Además estaban Amón, Moab, los antiguos edomitas, ahora idumeos, y los
filisteos, que en la reconstrucción del Templo vieron un resurgir del imperialismo
judío. Naturalmente, toda la región estaba bajo el dominio persa, por lo que no
podían hacer uso de la fuerza, pero sí empezaron a urdirse intrigas para
indisponer a los judíos frente a la autoridad persa. No fue difícil conseguirlo. Por
aquel entonces los judíos tenían dos profetas
destacados: Ageo y Zacarías. Ambos consideraban a Zorobabel como el Mesías
(al parecer, Ciro II no dio la talla, después de todo), así que no debió de ser difícil
convencer a los persas de que los judíos pretendían convertir en rey a Zorobabel.

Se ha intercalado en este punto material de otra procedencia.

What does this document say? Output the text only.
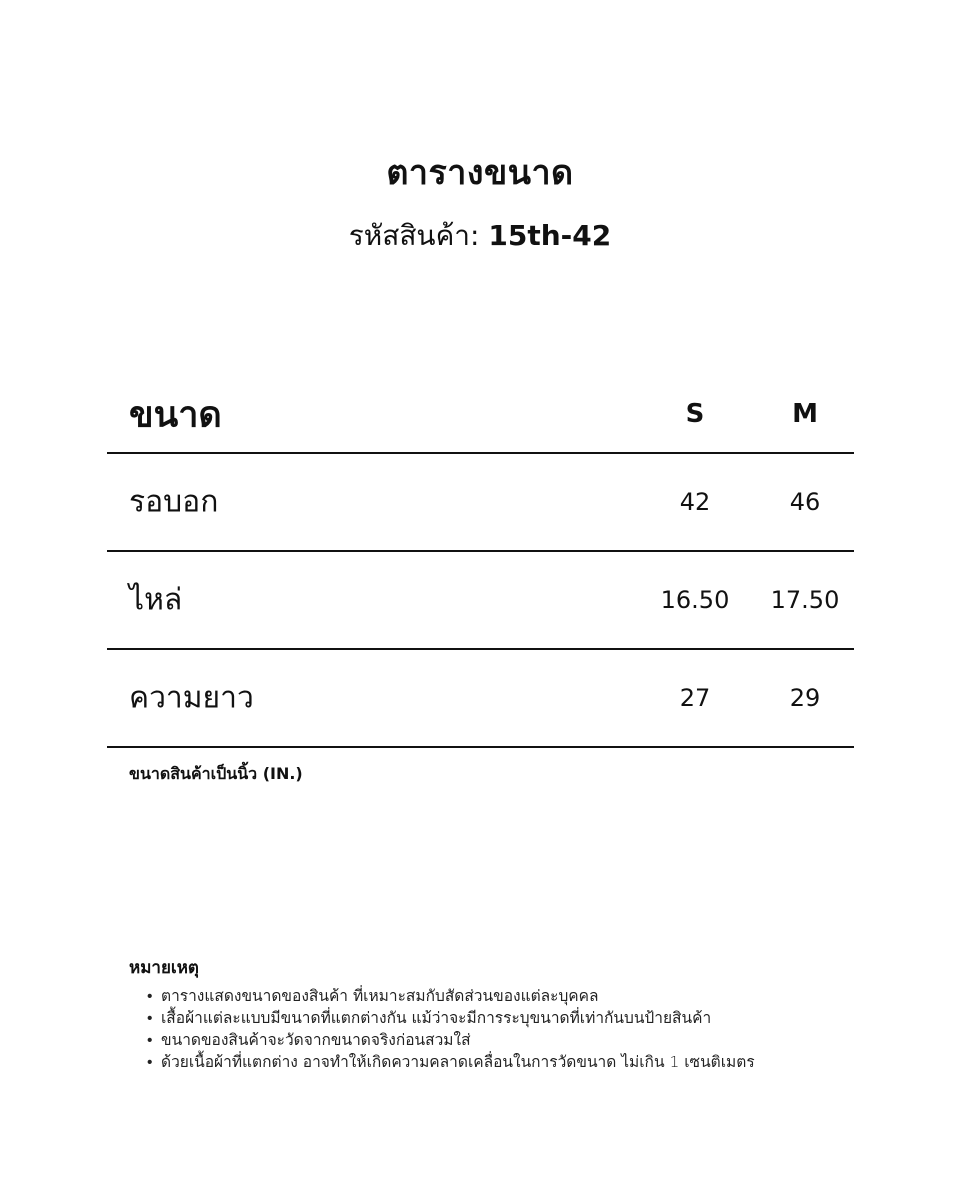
ตารางขนาด
รหัสสินค้า: 15th-42
ขนาด	S	M
รอบอก	42	46
ไหล่	16.50 17.50
ความยาว	27	29
ขนาดสินค้าเป็นนิ้ว (IN.)
หมายเหตุ
• ตารางแสดงขนาดของสินค้า ที่เหมาะสมกับสัดส่วนของแต่ละบุคคล
• เสื้อผ้าแต่ละแบบมีขนาดที่แตกต่างกัน แม้ว่าจะมีการระบุขนาดที่เท่ากันบนป้ายสินค้า
• ขนาดของสินค้าจะวัดจากขนาดจริงก่อนสวมใส่
• ด้วยเนื้อผ้าที่แตกต่าง อาจทำให้เกิดความคลาดเคลื่อนในการวัดขนาด ไม่เกิน 1 เซนติเมตร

No conocemos los detalles, pero lo cierto es que Zorobabel desaparece de la
historia y la autorización para construir el Templo fue revocada (tal vez no por el
propio Ciro II, sino por alguno de sus funcionarios locales). Probablemente
Zorobabel fue ejecutado como rebelde, pero los autores bíblicos no consideraron
oportuno mencionarlo.
Durante la ausencia de Ciro II, su hijo mayor estaba en Babilonia como regente.
Al conocerse la muerte de su padre le sucedió en el trono sin ningún incidente,
con el nombre de Cambises II. Pronto se dirigió al este a completar los
proyectos que su padre había dejado inacabados.